Salah satu alasan kuat di balik keputusan ini adalah upaya untuk menghindari pelanggaran HAM, baik terhadap tenaga kerja asing maupun warga negara Indonesia. “Jika kita mewajibkan sekolah-sekolah mempekerjakan TKA, maka kita berisiko melanggar hak untuk bekerja bagi pendidik lokal. Di sisi lain, jika tidak memperjelas aturan main, kita juga bisa melanggar hak-hak TKA yang sudah direkrut. Ini titik krusial yang harus kita atur dengan bijak,” jelas Arief.


HAM, menurutnya, bukan hanya soal kebebasan sipil, tetapi juga soal keadilan sosial dan perlindungan terhadap akses pekerjaan. Oleh karena itu, pemerintah menolak segala bentuk pemaksaan yang dapat berujung pada ketimpangan dan konflik sosial di dunia pendidikan.

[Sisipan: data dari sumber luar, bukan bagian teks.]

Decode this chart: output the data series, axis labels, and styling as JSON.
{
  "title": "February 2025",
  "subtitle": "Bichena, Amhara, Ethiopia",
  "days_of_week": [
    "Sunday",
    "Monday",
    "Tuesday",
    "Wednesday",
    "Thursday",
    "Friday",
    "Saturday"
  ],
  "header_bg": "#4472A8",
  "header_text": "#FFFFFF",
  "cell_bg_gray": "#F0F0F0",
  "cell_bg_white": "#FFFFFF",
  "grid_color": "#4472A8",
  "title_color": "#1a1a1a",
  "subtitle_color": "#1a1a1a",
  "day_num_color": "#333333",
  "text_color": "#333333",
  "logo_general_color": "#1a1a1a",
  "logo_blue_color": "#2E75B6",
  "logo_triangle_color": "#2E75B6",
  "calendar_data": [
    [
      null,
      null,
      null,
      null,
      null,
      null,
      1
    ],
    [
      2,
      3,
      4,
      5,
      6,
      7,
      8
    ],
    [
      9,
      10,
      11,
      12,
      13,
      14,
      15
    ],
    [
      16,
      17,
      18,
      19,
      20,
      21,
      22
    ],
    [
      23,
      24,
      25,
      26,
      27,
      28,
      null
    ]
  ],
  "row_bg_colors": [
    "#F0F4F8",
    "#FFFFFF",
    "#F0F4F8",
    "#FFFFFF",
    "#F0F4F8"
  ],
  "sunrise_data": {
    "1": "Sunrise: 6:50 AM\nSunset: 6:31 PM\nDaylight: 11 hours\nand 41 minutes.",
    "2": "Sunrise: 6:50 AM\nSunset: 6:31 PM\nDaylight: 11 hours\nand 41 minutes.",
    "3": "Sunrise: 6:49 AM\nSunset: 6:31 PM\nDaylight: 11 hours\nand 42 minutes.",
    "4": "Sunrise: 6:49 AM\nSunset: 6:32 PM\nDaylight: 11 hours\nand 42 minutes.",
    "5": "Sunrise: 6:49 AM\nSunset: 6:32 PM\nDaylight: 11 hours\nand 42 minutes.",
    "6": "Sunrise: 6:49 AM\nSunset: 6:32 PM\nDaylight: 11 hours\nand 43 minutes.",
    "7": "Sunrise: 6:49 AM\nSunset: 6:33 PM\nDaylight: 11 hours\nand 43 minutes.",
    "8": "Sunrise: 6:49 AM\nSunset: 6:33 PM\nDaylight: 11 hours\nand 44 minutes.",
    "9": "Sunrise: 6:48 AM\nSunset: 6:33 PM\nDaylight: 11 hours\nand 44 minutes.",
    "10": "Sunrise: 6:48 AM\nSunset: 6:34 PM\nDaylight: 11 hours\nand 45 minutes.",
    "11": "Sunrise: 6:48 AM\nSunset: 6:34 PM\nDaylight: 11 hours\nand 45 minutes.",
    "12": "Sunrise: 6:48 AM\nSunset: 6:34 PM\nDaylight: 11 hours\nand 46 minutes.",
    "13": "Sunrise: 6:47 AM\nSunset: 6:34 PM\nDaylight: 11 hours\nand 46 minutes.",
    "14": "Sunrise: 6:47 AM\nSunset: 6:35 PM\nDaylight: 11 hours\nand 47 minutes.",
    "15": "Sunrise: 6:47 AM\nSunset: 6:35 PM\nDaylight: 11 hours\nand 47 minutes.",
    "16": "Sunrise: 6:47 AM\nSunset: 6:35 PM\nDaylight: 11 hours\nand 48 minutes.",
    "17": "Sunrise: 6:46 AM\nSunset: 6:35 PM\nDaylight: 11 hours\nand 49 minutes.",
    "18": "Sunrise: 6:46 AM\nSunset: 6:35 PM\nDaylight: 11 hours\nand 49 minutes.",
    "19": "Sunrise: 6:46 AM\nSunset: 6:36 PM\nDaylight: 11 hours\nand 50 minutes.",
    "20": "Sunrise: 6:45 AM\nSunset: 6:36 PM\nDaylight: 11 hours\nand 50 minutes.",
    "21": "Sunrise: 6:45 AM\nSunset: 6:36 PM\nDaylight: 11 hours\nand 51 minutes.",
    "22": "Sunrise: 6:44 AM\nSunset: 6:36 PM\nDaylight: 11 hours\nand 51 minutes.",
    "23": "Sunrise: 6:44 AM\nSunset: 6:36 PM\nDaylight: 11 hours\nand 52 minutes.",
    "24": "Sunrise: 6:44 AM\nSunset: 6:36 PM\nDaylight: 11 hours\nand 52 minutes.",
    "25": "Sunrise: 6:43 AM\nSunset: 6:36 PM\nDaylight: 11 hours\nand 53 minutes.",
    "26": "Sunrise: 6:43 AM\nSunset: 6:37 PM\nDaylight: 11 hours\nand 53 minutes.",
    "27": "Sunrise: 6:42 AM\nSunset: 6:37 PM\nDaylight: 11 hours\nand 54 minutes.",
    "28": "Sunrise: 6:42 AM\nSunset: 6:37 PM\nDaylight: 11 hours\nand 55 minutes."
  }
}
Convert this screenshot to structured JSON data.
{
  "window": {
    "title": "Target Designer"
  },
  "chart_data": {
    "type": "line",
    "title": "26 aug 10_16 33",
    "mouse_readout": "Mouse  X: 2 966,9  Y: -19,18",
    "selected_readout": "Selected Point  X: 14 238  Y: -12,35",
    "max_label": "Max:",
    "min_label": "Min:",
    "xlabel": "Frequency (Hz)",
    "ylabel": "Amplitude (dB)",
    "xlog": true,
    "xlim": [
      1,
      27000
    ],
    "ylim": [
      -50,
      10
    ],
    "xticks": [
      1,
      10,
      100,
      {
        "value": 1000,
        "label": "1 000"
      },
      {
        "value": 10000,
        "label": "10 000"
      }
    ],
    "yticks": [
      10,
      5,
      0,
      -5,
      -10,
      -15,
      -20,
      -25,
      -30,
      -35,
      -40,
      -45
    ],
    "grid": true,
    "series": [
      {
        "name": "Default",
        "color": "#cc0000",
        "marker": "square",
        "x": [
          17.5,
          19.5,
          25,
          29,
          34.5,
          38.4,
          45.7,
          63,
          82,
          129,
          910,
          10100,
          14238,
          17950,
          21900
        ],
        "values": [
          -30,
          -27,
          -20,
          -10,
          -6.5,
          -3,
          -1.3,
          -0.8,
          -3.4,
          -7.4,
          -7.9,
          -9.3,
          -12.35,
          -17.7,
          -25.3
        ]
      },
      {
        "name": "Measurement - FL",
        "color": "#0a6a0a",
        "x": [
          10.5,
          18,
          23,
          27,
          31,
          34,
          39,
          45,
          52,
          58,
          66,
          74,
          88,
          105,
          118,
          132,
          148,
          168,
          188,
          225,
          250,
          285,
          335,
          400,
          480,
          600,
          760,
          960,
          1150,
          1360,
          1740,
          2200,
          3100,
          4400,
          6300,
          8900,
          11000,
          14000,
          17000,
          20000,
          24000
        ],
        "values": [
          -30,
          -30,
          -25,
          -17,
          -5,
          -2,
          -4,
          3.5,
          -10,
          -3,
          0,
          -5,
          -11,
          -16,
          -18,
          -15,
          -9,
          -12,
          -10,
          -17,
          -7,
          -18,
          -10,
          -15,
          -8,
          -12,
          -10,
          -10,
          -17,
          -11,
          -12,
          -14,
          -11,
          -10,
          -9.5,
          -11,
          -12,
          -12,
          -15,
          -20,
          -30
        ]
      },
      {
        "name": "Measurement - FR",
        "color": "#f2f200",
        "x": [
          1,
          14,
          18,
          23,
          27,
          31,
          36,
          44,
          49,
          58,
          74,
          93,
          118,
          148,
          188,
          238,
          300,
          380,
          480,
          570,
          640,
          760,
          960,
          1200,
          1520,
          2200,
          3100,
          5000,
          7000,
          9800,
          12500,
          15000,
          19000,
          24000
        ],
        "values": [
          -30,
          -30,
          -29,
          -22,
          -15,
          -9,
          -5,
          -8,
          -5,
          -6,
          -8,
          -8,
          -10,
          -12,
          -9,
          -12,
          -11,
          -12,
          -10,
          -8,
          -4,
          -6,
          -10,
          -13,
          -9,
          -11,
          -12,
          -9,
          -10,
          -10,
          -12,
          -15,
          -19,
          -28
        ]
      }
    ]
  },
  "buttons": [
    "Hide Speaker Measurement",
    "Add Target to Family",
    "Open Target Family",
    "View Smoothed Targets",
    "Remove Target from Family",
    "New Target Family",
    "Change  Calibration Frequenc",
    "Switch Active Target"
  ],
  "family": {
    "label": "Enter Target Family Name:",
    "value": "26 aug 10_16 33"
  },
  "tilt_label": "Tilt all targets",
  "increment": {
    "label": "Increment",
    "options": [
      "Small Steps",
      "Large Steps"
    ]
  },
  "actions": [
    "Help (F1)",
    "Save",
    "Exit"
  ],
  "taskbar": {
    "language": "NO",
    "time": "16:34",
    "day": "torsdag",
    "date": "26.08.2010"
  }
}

Respons Positif dari PGRI dan Pengamat Pendidikan


Keputusan Mendikdasmen ini mendapat sambutan positif dari berbagai kalangan, termasuk dari Persatuan Guru Republik Indonesia (PGRI). Ketua Umum PGRI, Unifah Rosyidi, menyatakan bahwa langkah ini menunjukkan keberpihakan pemerintah terhadap tenaga pendidik lokal.


“Selama ini ada kekhawatiran bahwa internasionalisasi pendidikan akan membuka celah bagi eksploitasi. Tapi dengan sikap tegas Mendikdasmen, kami merasa lebih tenang. Kita butuh kolaborasi, bukan dominasi,” kata Unifah.


Pengamat pendidikan dari Universitas Indonesia, Dr. Reni Wulandari, juga menilai bahwa keputusan ini penting sebagai bentuk perlindungan terhadap profesi guru di Indonesia. Ia menegaskan bahwa tenaga kerja asing memang bisa menjadi mitra strategis dalam meningkatkan kualitas pendidikan, tetapi tidak boleh menggusur posisi guru lokal.


“Fungsi TKA harus bersifat pengayaan, bukan pengganti. Jadi, wajar jika pemerintah menekankan tidak adanya kewajiban,” tutur Reni.


Menjaga Kedaulatan Pendidikan


Lebih jauh, kebijakan ini juga dipandang sebagai upaya menjaga kedaulatan pendidikan nasional. Arief menegaskan bahwa pendidikan adalah salah satu pilar kemandirian bangsa. Karena itu, pengaruh asing perlu disaring secara selektif agar tidak menggerus identitas dan nilai-nilai lokal.


“Kita tidak anti asing. Tapi kita ingin pendidikan di Indonesia tetap mencerminkan nilai-nilai Pancasila, budaya Nusantara, dan kebutuhan masyarakat kita sendiri. Untuk itu, keterlibatan asing harus dalam kerangka mutual respect, bukan dominasi,” tegas Arief.


Kesimpulan: Kolaborasi, Bukan Kewajiban


Kebijakan untuk tidak mewajibkan penggunaan TKA dalam sektor pendidikan dasar dan menengah menjadi sinyal kuat dari pemerintah bahwa kolaborasi internasional harus dijalankan tanpa mengorbankan prinsip-prinsip HAM, keadilan sosial, dan kedaulatan nasional. Ke depan, harapannya adalah tercipta ekosistem pendidikan yang inklusif, terbuka, namun tetap berpijak pada kepentingan rakyat Indonesia.


Dengan pendekatan ini, pemerintah menunjukkan bahwa pembangunan pendidikan bukan semata-mata soal modernisasi, tetapi juga soal keberpihakan pada nilai, hak, dan martabat manusia.